I thought that really if she had not been with Terry she would have been home that Thursday. She had lied about him. I said nothing but sighed and she smiled encouragingly, and then mercifully changed the subject to our respective careers. It came as no surprise that she was an air cabin crew member – what in a less enlightened age we called an air hostess. She kept me enthralled with her stories of foreign parts and even more so the antics of air crew on stopovers. She was quite explicit. Before we realised it, it was seven o'clock and there was no sign of Nicola.
"Oh hell," Sarah muttered. "I shouldn't have told her."
"Told her? What?"
"That I'd phoned you and that you were coming."
She looked apologetically at me, "I'm sorry."
"You think she's keeping out of the way?" The question was superfluous.
Sarah stood abruptly and ran up the stairs. I heard drawers and cupboard doors being opened and closed.
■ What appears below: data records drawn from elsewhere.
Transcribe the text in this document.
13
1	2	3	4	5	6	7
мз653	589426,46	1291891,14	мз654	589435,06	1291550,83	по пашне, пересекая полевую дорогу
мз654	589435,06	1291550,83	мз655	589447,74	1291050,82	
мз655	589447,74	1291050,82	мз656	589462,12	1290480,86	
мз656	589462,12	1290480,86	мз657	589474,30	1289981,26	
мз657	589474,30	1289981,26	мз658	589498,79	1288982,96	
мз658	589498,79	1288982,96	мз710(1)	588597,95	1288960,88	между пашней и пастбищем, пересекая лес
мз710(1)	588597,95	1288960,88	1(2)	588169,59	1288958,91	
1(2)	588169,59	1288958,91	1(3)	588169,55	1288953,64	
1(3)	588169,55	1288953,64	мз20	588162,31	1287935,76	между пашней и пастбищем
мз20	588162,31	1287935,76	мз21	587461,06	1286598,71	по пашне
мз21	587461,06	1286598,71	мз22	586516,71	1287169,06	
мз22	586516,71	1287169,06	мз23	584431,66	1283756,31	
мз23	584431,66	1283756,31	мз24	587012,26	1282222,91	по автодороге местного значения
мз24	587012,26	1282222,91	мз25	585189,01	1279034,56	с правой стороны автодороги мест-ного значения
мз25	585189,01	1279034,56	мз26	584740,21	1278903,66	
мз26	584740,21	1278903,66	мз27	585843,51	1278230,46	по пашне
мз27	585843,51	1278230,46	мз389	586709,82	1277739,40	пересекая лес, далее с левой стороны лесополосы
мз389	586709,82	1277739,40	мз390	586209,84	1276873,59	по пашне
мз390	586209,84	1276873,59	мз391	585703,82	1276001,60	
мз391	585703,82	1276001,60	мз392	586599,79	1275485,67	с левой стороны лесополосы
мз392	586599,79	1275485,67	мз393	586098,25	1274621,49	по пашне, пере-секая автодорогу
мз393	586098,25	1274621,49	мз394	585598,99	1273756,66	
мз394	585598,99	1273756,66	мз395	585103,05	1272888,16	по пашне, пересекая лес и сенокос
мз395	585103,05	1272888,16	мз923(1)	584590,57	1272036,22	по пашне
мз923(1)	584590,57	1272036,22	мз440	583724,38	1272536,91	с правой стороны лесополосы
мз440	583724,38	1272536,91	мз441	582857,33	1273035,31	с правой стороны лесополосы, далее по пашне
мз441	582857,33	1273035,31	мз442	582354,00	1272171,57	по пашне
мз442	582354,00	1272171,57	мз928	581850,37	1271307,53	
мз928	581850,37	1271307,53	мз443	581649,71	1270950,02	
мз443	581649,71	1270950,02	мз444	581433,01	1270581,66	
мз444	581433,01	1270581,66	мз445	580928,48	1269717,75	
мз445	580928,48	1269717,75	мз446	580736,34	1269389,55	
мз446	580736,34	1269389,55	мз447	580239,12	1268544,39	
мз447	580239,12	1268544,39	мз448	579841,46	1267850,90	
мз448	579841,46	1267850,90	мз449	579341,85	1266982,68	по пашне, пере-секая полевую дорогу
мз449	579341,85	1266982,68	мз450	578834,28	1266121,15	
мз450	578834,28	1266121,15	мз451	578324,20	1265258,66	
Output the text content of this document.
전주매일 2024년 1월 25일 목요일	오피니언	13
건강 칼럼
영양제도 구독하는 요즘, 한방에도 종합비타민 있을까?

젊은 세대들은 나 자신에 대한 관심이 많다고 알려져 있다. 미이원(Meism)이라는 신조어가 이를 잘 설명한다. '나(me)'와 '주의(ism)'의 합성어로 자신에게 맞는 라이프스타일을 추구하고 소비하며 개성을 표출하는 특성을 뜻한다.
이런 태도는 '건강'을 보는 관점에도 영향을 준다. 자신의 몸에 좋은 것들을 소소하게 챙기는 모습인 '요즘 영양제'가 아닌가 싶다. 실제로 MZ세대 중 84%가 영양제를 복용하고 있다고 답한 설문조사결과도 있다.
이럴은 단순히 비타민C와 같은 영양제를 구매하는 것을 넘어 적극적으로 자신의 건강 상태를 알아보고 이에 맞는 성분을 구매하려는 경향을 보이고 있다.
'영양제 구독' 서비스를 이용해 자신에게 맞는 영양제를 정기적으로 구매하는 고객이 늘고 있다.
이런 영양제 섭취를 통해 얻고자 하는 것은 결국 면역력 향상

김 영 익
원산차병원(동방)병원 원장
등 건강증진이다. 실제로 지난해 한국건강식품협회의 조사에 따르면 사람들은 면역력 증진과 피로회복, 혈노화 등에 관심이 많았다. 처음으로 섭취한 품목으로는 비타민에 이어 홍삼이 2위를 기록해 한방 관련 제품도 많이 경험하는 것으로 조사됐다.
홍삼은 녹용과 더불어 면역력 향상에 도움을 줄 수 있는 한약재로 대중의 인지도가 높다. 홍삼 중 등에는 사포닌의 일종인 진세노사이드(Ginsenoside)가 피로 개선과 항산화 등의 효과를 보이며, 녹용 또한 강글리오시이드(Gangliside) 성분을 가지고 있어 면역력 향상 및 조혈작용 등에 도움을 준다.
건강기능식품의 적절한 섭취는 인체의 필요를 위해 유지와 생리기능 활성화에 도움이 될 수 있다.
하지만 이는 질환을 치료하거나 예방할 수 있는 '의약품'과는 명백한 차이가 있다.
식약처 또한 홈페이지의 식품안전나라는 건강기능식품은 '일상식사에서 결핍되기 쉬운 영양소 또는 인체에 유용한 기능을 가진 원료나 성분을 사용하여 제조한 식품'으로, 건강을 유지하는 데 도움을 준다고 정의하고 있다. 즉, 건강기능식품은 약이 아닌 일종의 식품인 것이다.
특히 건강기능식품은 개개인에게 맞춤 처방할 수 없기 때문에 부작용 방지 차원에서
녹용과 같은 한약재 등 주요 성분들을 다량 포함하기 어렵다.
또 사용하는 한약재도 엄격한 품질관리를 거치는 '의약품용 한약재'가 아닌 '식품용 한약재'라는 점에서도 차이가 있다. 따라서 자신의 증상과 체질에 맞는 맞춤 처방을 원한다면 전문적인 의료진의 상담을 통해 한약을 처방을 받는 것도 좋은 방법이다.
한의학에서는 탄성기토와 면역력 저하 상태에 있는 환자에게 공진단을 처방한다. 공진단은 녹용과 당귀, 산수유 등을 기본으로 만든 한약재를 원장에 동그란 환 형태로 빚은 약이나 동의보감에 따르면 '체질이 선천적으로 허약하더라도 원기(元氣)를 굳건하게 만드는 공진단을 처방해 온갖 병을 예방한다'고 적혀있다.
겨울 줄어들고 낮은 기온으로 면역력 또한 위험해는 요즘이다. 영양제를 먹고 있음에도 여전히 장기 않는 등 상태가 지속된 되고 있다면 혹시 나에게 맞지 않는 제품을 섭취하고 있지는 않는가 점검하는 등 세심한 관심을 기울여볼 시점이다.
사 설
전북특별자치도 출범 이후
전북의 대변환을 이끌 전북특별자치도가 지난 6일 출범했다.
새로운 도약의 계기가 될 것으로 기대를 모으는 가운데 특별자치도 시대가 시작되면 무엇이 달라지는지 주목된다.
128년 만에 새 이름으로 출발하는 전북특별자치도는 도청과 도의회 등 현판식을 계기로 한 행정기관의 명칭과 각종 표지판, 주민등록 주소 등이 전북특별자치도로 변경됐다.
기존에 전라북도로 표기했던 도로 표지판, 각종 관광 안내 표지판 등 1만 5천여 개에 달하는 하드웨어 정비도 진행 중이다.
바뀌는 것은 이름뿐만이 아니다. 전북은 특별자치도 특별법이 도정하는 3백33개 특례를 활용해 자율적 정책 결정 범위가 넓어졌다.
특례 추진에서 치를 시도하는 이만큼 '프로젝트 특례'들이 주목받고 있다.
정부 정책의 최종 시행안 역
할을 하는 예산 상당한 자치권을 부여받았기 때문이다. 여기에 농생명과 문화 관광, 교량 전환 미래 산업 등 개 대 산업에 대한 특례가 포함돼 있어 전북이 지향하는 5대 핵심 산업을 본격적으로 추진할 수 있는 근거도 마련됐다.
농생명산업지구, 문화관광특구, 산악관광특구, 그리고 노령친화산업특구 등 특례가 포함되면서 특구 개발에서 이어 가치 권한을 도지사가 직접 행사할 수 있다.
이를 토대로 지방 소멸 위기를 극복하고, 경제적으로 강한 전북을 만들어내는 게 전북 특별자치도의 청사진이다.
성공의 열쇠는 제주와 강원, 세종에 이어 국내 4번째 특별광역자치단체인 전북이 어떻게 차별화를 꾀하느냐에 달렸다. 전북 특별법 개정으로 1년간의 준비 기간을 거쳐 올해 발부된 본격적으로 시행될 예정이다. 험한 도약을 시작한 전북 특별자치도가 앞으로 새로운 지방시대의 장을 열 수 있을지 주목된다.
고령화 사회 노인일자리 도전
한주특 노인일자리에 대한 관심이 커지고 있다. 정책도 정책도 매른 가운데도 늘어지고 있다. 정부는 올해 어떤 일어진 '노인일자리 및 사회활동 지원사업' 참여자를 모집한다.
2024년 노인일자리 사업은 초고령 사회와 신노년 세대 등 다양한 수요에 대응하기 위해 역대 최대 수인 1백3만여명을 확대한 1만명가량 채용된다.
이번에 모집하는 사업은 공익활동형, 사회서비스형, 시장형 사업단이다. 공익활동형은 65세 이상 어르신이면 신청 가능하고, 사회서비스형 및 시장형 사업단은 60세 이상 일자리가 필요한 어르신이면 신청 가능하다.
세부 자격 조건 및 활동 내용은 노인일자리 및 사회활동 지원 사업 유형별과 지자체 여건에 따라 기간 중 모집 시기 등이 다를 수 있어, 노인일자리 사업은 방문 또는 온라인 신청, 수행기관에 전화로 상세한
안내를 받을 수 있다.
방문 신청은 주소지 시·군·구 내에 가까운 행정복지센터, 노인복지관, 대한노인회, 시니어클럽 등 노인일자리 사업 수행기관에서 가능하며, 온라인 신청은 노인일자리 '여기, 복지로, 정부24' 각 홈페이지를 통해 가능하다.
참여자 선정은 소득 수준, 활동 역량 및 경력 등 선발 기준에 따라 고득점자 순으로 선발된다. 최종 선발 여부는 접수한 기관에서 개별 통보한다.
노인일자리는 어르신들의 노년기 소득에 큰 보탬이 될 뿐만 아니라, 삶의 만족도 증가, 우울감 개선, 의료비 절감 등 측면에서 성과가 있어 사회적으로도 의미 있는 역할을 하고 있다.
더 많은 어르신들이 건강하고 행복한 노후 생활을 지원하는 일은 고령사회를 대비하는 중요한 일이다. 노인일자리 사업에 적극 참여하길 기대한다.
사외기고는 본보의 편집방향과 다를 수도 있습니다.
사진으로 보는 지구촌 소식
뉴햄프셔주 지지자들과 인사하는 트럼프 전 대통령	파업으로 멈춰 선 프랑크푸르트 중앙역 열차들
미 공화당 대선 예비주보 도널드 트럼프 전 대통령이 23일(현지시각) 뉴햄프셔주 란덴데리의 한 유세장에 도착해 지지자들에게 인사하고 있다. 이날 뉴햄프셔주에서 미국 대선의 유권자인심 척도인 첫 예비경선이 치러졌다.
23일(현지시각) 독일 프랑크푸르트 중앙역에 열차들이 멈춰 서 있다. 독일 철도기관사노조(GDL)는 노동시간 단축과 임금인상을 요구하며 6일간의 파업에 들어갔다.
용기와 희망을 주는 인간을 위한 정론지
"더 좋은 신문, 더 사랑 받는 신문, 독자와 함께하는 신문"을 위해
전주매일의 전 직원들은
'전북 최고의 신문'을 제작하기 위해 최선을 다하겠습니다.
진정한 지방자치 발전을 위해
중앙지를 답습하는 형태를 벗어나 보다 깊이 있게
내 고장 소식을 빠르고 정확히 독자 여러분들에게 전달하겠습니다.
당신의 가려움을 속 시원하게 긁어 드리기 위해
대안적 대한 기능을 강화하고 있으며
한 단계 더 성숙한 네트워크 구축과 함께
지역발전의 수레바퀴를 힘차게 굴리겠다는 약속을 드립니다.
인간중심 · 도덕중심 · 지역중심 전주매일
Then she came back to the living room.
"I don't believe it!" she groaned with a grimace. "She's gone! I mean she's emptied her drawers of practically everything. All her bathroom stuff is missing, and her two big suitcases. No note; no phone-call, nothing!"
I stared at her. There was nothing to say. Nicola had done it again.
Sarah acted. She took her mobile and tapped Nicola's number – at least I assumed it was. She listened then clicked the phone shut. She sat down heavily on the sofa next to me.
"Discontinued," she said. "She's either changed her number or her phone. In any case, I've nothing to say to her. I bet she wouldn't answer if I'd been able to leave a message. How could she do that?" She shook her head in disbelief.
I sat still. How indeed?
Nothing new here then is what I think went through my head at that moment.
Then I was annoyed. If she knew I was coming, she could have emailed me not to come; or she could have texted me. That would have been thoughtful. Not Nicola's way, obviously.
Sarah sat still next to me for a long while. Then she seemed to gather herself.
"Kevin," she said, turning to me and speaking earnestly. "We need to eat. I've brought you here on a wild goose chase, since the silly goose has flown. Let me take you out to dinner."